Great news arriving earlier today about Warner Brothers planned new Twilight Zone movie, they have decided on a director. If you remember recently there were rumours of the director being either Christopher Nolan, Michael Bay, Alfonso Cuaron or even Rupert Wyatt. All those directors were busy with other projects, and it seems to rumours were wrong. However, there is no excuse for being busy as the director who has taken on the project has about four other projects on the go as well!
Step forward Mr Matt Reeves, the genius behind Cloverfield and the guy who did a rare thing and made a remake of a foreign language film pretty much as good as the original with Let Me In. Personally I feel Reeves is an excellent choice, but with so many projects on the go, there is the issue that something may end up delayed. The biggest issue is that he has stacked up such a great line up of films to work on, we wouldn’t want to see any of them take longer to get released than they have to.

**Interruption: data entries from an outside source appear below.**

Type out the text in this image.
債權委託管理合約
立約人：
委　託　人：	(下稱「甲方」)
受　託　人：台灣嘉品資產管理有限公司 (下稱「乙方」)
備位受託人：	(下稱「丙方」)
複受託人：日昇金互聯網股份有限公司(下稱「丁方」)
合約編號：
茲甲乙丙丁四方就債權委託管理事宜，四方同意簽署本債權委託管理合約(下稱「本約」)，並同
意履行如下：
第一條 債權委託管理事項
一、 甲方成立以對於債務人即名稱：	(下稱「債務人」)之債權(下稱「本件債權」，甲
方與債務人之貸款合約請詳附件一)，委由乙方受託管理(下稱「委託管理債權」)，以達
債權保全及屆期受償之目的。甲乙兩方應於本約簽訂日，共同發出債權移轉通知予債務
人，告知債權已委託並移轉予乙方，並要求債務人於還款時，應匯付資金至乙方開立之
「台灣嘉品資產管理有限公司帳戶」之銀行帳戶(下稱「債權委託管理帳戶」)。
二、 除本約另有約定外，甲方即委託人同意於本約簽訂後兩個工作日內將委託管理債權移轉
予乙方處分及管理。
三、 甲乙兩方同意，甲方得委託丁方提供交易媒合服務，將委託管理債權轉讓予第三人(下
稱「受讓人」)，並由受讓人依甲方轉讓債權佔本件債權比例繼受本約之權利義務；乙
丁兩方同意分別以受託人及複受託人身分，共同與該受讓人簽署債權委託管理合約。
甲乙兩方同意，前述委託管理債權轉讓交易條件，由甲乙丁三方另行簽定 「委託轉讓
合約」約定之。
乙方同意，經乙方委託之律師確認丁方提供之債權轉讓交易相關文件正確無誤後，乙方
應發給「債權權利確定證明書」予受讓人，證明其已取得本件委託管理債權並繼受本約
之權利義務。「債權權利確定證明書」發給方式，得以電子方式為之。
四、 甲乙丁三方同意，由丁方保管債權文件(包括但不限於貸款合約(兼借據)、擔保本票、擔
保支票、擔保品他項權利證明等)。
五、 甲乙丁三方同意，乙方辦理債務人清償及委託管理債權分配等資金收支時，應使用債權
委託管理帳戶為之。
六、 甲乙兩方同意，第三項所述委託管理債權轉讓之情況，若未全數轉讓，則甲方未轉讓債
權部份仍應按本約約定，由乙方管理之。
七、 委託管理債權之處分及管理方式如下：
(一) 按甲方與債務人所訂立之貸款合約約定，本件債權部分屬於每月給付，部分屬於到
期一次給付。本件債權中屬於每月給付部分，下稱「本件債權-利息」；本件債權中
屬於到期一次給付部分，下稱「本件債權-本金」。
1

Reeves has already signed with Universal to write and direct a sort of remake of John Carpenter’s They Live, he will be creating his own version of he short story written by Ray Nelson called 8 O’Clock in the Morning. He has also signed with Summit to direct the Frankenstein themed horror This Dark Endeavour, which is based on Kenneth Oppel’s novel. For Fox 2000 Reeves is also planning to direct the vampire film based on Justin Cronin’s novel, The Passage. As if that weren’t enough, we still have Cloverfield 2 to look forward to!
The new Twilight Zone movie is set to be one whole movie, unlike the previous film which featured different stories. Jason Rothenberg is writing the script, and Leonardo DiCaprio’s Appian Way production company, in partnership with Jennifer Davisson Kiloran and Michael Ireland producing. The film is expected to go into production as early as Summer.
The only plot details we know so far is that “this one is a big science fiction action movie with a single freestanding story that is linked to the original series mainly in that it shares that familiarly eerie feel.”